Group challenges legality of U.S. drone killings

U.S. drone strikes in Pakistan are launched sometimes without legal justification and may amount to war crimes, according to a report released on the eve of President Barack Obama’s meeting with Pakistani Prime Minister Nawaz Sharif.

Civilians are believed to have been indiscriminately killed in several of the 45 known drone strikes in Pakistan’s North Waziristan from January 2012 to August 2013, Amnesty International said a report released Tuesday. The group cited field research and 60 interviews with survivors, eyewitnesses and officials.

The Obama administration should fully disclose the facts and legal basis for each drone strike carried out in the program operated by the Central Intelligence Agency and investigate any potentially unlawful killings, the London-based human-rights group said. The secrecy surrounding the drone campaign often prevents compensation for civilians who are accidentally killed or injured and their families, it said.

While saying that firm conclusions can’t be reached because of the U.S. refusal to “provide even basic information on particular strikes,” Amnesty International said in the report that it “is seriously concerned” that strikes “have resulted in unlawful killings that may constitute extrajudicial executions or war crimes.”

Sharif today will make his first official visit to the White House since taking office four months ago. The U.S. and Pakistan are exploring how to mend ties since their falling out over the 2011 raid that killed al-Qaida leader Osama bin Laden.

Asked about the Amnesty report, White House spokesman Jay Carney said Tuesday that “we would strongly disagree” that the U.S. has acted outside of international law.

Carney cited a May speech by Obama in which the president said the U.S. has a process to ensure targets are selected carefully to avoid civilian casualties.

“He made clear that it is a hard fact that U.S. strikes have resulted in civilian casualties,” which is a consequence of any warfare, Carney said. The U.S. operations are “precise, lawful and effective,” he said.

An independent expert’s report for the United Nations General Assembly, released last week, said at least 400 civilians were killed in about 330 drone strikes carried out in Pakistan’s tribal areas since 2004.

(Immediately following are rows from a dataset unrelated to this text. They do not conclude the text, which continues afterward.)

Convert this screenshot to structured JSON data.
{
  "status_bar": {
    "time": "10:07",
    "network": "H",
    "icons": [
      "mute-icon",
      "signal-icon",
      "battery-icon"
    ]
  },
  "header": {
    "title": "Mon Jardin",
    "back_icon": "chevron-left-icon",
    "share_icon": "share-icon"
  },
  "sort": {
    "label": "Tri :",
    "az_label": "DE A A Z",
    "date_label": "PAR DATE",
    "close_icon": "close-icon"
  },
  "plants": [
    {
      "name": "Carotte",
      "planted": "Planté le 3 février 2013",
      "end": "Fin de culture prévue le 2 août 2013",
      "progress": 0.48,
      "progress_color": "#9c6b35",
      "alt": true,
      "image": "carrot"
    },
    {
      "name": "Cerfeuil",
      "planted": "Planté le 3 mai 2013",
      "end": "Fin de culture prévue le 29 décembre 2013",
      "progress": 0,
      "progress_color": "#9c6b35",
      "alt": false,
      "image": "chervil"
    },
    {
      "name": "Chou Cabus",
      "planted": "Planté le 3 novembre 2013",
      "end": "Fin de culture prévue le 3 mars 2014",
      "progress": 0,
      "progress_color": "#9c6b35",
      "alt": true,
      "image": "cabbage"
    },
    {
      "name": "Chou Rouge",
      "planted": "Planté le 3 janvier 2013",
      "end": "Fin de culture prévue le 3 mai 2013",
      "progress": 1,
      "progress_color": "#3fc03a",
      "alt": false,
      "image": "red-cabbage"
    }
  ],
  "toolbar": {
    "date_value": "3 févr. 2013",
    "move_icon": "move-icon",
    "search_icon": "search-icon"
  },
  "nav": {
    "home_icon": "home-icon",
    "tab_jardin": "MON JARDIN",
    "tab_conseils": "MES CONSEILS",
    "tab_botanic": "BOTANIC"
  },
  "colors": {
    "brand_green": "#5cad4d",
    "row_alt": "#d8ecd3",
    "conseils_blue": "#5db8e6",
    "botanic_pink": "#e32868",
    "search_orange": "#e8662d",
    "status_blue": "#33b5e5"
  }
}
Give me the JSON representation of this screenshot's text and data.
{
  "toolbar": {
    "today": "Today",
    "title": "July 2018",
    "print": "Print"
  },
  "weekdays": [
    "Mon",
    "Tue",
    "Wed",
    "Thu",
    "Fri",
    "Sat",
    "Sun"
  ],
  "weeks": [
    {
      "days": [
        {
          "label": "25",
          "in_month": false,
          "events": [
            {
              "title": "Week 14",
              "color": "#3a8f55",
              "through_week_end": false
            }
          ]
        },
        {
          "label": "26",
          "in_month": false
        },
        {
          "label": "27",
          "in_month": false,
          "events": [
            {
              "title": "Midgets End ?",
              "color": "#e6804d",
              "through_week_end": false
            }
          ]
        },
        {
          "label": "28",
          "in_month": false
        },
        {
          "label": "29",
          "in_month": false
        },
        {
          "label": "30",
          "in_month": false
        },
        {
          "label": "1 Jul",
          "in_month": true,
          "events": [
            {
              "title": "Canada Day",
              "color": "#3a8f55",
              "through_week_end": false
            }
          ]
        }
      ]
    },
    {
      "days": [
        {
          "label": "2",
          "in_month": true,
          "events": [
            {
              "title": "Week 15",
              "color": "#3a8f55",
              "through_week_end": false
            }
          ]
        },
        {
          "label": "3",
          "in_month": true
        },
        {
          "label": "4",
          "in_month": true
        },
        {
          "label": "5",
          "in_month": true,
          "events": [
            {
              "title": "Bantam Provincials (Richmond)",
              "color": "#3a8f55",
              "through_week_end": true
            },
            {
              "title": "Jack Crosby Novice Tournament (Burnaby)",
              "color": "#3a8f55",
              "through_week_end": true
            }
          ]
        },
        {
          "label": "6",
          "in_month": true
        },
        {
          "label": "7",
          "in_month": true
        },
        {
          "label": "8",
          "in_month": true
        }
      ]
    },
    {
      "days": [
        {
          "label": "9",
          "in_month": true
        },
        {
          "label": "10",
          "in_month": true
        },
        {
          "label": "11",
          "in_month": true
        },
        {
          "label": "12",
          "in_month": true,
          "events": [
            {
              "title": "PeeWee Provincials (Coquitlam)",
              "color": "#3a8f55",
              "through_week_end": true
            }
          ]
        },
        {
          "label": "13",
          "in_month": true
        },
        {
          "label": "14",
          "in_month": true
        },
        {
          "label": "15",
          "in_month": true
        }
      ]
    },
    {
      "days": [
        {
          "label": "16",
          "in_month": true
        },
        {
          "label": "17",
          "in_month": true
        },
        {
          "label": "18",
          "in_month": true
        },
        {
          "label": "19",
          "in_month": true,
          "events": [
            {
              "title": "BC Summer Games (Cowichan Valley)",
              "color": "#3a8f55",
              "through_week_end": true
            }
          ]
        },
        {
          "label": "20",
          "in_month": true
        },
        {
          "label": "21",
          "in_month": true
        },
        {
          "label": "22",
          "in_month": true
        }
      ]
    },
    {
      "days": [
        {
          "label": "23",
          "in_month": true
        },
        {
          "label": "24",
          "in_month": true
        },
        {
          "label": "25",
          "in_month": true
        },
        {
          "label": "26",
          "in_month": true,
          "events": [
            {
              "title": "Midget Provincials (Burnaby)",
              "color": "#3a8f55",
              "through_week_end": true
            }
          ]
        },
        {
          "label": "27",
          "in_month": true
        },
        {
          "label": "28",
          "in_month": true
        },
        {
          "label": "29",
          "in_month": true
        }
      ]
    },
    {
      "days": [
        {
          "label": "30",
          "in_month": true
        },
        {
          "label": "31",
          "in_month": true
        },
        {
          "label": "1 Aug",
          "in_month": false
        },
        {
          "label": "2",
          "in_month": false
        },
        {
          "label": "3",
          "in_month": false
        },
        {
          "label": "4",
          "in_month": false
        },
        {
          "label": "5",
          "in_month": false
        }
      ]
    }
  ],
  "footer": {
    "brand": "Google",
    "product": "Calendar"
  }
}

The “technically classified” status of the CIA drone program in Pakistan is becoming “increasingly harder to justify” under national security concerns, when its operations have been publicly acknowledged by Obama and Secretary of State John Kerry, said Ben Emmerson, the UN special rapporteur on protection of human rights in counterterrorism, in the report released Friday.

“The involvement of the CIA in lethal counterterrorism operations in Pakistan and Yemen has created an almost insurmountable obstacle to transparency,” said Emmerson, who will brief the U.N. on his findings Friday in New York.

An investigation of six drone strikes in Yemen “strongly suggests” that U.S. drones targeted those who didn’t pose an imminent threat or weren’t directly involved in terrorist operations, New York based Human Rights Watch said in a separate report it released Tuesday in partnership with Amnesty.

“The U.S. may be using an overly elastic definition of a fighter who may be lawfully attacked during an armed conflict,” according to the report.

Sharif strongly opposed the U.S. drone attacks in Pakistani tribal areas during his election campaign and promised to halt the program. Speaking before the U.S. Chamber of Commerce on Monday, the former businessman said his government is focused on providing a secure environment for investment.

Information for this article was contributed by Haris Anwar and Augustine Anthony of Bloomberg News.